What on earth is this supposed to mean? It seems to imply that no one can support liberal democracy on secular or pragmatic grounds (quite obviously false). What can it possibly mean that "our power is defined" by politicians? Is it not possible to believe in God or not believe in God and still support a constitutional system of individual rights? Why does an ahistorical take on the Founders require a choice between God and Darwin? You can wander around these thoughts for quite a while until you realize that Newt is doing what he has always done: he's just dreaming up a new and totally evil enemy, and realizes that to rally his current troops, he needs to have God on his side:
"There is a secular-left model of reality which cannot tolerate the thought that state control fails, that tyranny is evil and that a liberated human being whose rights come from God is the centerpiece of the human future."

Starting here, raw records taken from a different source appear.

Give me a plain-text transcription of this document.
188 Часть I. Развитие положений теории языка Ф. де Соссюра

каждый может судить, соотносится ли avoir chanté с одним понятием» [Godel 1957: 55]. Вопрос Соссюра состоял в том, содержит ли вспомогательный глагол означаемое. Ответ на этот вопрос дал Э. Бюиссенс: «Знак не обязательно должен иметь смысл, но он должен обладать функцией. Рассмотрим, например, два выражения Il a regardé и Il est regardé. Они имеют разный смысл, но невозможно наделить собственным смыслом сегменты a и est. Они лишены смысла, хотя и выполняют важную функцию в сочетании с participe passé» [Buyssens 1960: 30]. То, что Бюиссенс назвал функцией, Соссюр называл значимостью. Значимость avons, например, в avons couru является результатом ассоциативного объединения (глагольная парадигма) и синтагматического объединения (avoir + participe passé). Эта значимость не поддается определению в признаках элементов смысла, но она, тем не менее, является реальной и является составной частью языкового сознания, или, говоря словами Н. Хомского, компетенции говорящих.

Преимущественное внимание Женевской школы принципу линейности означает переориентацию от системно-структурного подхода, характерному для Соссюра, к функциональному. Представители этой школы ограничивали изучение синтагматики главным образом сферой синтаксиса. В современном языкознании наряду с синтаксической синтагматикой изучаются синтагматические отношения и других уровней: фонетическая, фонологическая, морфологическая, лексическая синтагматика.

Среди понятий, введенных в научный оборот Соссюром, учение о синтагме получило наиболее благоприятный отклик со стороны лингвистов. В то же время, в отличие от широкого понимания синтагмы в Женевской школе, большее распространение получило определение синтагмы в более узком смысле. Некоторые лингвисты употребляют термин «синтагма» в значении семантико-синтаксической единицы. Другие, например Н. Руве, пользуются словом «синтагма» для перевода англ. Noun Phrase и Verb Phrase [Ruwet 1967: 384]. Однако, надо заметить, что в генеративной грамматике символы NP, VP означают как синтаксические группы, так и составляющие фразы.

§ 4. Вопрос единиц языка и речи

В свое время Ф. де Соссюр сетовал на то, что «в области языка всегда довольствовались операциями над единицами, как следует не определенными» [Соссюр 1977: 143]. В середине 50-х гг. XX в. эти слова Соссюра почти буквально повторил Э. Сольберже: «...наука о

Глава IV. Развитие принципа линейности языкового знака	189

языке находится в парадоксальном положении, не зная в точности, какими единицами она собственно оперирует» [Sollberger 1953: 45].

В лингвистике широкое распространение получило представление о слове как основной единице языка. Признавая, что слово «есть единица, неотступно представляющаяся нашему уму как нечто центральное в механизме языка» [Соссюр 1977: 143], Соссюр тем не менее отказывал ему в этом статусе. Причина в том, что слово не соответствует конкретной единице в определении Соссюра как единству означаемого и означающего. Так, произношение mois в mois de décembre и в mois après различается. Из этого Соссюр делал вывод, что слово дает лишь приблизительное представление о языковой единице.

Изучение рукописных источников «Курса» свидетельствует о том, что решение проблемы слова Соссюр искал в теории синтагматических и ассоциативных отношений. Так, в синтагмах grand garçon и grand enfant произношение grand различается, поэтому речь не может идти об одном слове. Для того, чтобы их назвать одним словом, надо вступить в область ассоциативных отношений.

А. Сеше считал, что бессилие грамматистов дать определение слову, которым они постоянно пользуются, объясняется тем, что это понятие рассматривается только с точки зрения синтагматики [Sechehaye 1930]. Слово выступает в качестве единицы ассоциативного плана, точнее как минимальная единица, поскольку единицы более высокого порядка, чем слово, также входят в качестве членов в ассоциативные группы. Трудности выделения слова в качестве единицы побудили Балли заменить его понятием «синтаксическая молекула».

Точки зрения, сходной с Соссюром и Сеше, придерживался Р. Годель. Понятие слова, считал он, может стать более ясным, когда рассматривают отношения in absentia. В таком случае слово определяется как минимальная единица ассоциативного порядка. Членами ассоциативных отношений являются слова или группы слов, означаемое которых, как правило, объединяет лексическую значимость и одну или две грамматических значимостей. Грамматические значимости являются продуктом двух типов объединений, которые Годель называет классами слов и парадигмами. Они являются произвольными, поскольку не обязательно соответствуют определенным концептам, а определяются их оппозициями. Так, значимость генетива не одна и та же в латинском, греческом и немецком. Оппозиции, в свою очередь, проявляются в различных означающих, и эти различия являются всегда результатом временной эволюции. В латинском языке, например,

I don't know anyone in the secular left who really doubts that tyranny is evil, do you? Ditto for the secular right. Are conservatives no longer allowed to be secular, by the way? Has this option also now been closed?
Look: I believe in God, and I believe in the innate dignity and freedom of every human being. I do not believe that necessitates a Manichean politics in which one party is always evil and the other always good. I do not believe that religious faith of any kind is a prerequisite for public life in a secular democracy; and I believe secular democracy, as the Founders understood, is true faith's best friend.
It's too easy to see Gingrich as cynical in all this. I have no doubt he is sincere. It doesn't make him any less crude, any less stupid or any less toxic. And if I were to try to describe the conservative temperament, it would be the antithesis of the half-baked ideologies that Gingrich grasps from time to time like an adolescent after his first draft of Ayn Rand. Gingrich claims to stand for conservatism. In fact, he represents a pseudo-intellectual always seeking some grand theory, or some immense dichotomy from which to understand the world. Maybe one day he'll open his eyes and look at reality. Who knows what nuances he might find?